Lanznaster cita um exemplo das perdas com transporte. A Aurora compra um saco de milho de 60 quilos por R$ 10 no município de Sorriso, em Mato Grosso. Depois de viajar 2.200 km em caminhão, o milho chega ao porto custando R$ 24 – o frete sai mais caro que o produto. “Precisamos de ferrovias para o escoamento dos grãos e para reduzir as mortes nas estradas, que parecem um cenário de guerra civil”, enfatiza.
 
Outro aspecto da logística portuária que, na avaliação do empresário, precisa avançar é o da cabotagem. A Aurora utiliza o transporte marítimo costeiro para reduzir os custos de produção ao levar mensalmente 80 contêineres de insumos do Porto de Itajaí (SC) às suas unidades na Bahia, em Pernambuco e no Amazonas.
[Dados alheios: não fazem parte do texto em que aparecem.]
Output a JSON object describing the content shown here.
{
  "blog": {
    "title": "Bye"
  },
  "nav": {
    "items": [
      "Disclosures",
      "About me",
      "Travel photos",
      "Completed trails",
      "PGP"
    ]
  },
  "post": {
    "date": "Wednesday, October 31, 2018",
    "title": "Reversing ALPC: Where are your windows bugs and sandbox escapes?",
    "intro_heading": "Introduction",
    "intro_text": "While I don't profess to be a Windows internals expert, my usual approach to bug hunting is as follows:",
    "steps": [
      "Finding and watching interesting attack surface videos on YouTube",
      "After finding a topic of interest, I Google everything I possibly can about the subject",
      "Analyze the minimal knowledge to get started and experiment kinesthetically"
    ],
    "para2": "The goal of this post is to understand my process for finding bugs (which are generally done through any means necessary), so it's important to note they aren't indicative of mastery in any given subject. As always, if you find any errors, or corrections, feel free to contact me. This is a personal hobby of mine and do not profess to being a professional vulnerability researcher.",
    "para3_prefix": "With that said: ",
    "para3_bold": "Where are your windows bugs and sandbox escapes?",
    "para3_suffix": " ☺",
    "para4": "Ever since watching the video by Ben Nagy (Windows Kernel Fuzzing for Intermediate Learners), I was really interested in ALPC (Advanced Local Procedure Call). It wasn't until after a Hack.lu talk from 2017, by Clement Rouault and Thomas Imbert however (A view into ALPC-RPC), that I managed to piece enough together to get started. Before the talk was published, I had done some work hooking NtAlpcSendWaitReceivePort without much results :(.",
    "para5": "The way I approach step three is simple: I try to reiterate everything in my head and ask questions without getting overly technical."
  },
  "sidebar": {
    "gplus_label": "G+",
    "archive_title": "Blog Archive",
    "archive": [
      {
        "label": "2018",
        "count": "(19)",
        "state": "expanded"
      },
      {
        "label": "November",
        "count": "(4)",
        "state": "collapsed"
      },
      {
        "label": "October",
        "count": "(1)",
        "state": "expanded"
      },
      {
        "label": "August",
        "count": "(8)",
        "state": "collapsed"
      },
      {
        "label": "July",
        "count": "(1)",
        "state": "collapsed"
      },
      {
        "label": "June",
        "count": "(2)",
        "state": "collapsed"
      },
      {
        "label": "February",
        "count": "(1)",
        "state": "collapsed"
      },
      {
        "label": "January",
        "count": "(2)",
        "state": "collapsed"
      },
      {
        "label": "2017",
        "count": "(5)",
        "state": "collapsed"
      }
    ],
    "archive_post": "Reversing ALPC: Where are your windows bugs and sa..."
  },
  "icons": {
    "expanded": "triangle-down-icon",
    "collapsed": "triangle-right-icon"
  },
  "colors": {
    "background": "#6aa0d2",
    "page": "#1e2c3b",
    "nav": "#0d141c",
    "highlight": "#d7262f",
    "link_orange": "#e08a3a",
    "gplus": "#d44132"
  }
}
Em um ano, a expectativa é aumentar o volume mensal para 160 contêineres.
 
Para o pesquisador do Núcleo de Economia Agrícola da Unicamp, Antônio Márcio Buainain, a nova Lei dos Portos representa um passo adiante por introduzir agilidade ao sistema e melhorar o marco regulatório, mas os avanços virão somente no médio prazo. “A lei foi aprovada em um contexto extremamente conflitivo, com o governo flexibilizando a interpretação sobre concessões de rodovias e tarifas de energia elétrica”, comenta. “Isso gera incerteza jurídica e atrasa as decisões de investimentos no setor, que têm prazos longos e são complexos, porque vêm casados com outros, como os de acesso aos portos”. Outra dificuldade a superar, na opinião do economista, é o “cipoal de regras e interpretações às vezes difíceis de compreender”.